The International Finance Corporation (IFC), Citi and multinational food company McCormick have rolled out a new programme offering environmental and sustainability-linked financing incentives to McCormick’s herb and spice suppliers.

The programme has been launched in Indonesia and Vietnam, where suppliers will qualify for discounted rates on their short-term working capital financing when they meet sustainability standards set by McCormick.

Such standards include performance related to labour conditions, health and safety practices, crop management, environmental impact, farmer resilience and women’s empowerment. “The higher the supplier’s performance level in meeting these standards, the more they save,” IFC says in a statement.

The agreement has been struck as part of the IFC’s global trade supplier finance programme, a US$500mn multicurrency investment and advisory initiative set up in 2010 that provides short-term financing to small and mid-sized suppliers in emerging markets.

Through this latest agreement, a spokesperson for the IFC tells GTR that the programme will use Citi’s supplier finance platform to provide financing to a select group of McCormick’s suppliers.

The IFC spokesperson adds that an annual amount of approximately US$100mn will be provided as part of the agreement.
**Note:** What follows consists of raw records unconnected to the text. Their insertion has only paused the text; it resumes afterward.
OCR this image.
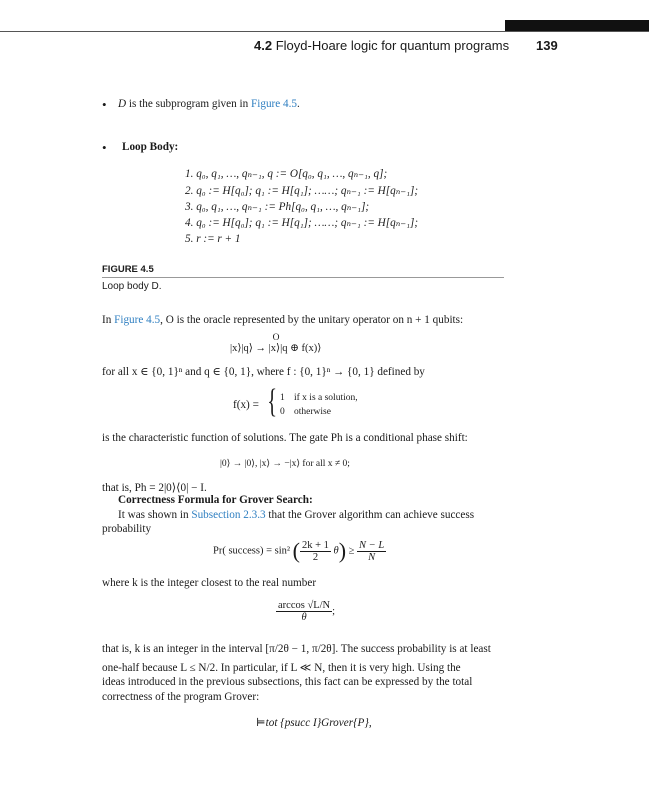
4.2 Floyd-Hoare logic for quantum programs 139
• D is the subprogram given in Figure 4.5.
• Loop Body:
1. q₀, q₁, …, qₙ₋₁, q := O[q₀, q₁, …, qₙ₋₁, q];
2. q₀ := H[q₀]; q₁ := H[q₁]; ……; qₙ₋₁ := H[qₙ₋₁];
3. q₀, q₁, …, qₙ₋₁ := Ph[q₀, q₁, …, qₙ₋₁];
4. q₀ := H[q₀]; q₁ := H[q₁]; ……; qₙ₋₁ := H[qₙ₋₁];
5. r := r + 1
FIGURE 4.5
Loop body D.
In Figure 4.5, O is the oracle represented by the unitary operator on n + 1 qubits:
O
|x⟩|q⟩ → |x⟩|q ⊕ f(x)⟩
for all x ∈ {0, 1}ⁿ and q ∈ {0, 1}, where f : {0, 1}ⁿ → {0, 1} defined by
f(x) = { 1 if x is a solution,
0 otherwise
is the characteristic function of solutions. The gate Ph is a conditional phase shift:
|0⟩ → |0⟩, |x⟩ → −|x⟩ for all x ≠ 0;
that is, Ph = 2|0⟩⟨0| − I.
Correctness Formula for Grover Search:
It was shown in Subsection 2.3.3 that the Grover algorithm can achieve success
probability
Pr( success) = sin² ( $\frac{2k + 1}{2} \theta) \ge \frac{N - L}{N}$
where k is the integer closest to the real number
$\frac{\arccos √L/N}{\theta}$ ;
that is, k is an integer in the interval [π/2θ − 1, π/2θ]. The success probability is at least
one-half because L ≤ N/2. In particular, if L ≪ N, then it is very high. Using the
ideas introduced in the previous subsections, this fact can be expressed by the total
correctness of the program Grover:
⊨tot {psucc I}Grover{P},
The IFC will also provide advisory services to supplying companies in Vietnam, helping McCormick to “build a more sustainable, traceable, certified, and quality-compliant pepper supply chain through capacity development and the empowerment of women farmers”.
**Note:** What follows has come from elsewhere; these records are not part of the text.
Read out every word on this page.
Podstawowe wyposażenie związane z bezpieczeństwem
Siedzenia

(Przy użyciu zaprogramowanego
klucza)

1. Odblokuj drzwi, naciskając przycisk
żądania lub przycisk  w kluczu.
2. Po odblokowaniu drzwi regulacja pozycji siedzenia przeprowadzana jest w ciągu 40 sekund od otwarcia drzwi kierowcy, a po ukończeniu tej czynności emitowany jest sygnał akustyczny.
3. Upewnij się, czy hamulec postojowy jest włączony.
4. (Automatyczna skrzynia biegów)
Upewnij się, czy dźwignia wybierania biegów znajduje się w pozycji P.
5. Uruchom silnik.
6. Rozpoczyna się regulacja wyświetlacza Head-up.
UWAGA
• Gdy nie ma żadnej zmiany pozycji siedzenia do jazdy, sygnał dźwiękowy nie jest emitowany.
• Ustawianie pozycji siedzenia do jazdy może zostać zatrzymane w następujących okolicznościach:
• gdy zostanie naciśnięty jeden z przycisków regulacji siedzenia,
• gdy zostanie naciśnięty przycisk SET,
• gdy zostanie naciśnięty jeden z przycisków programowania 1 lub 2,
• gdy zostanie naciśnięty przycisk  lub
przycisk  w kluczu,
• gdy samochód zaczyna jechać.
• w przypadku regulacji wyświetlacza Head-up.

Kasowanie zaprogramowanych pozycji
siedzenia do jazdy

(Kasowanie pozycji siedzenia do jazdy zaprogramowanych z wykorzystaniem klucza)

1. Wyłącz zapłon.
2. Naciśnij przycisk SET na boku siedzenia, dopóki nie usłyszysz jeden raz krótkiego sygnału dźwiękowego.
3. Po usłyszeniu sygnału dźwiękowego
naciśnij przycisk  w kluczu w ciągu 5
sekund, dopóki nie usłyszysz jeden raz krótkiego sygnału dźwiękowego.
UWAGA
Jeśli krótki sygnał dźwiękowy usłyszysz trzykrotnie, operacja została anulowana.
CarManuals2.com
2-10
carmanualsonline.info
“Through our purpose-led performance approach, we’re going beyond the industry standard to ensure that we’re improving farmer resilience, elevating women’s empowerment, and mandating ethical behaviour at every level of our supply chain,” says Michael Okoroafor, vice-president for global sustainability and packaging innovation at McCormick.

The moves come roughly a year after Citi and the IFC partnered on an US$800mn risk-sharing deal to support emerging market trade and commodity flows and finance businesses that are struggling to cope with the devastation caused by Covid-19.

GTR reported at the time that the transaction would see the pair share the risk on the portfolio of trade-related assets on a 50-50 basis.

In recent months, the IFC has also moved to increase its support to SMEs in Africa and other vulnerable regions after launching a new joint trade finance initiative alongside the Multilateral Investment Guarantee Agency.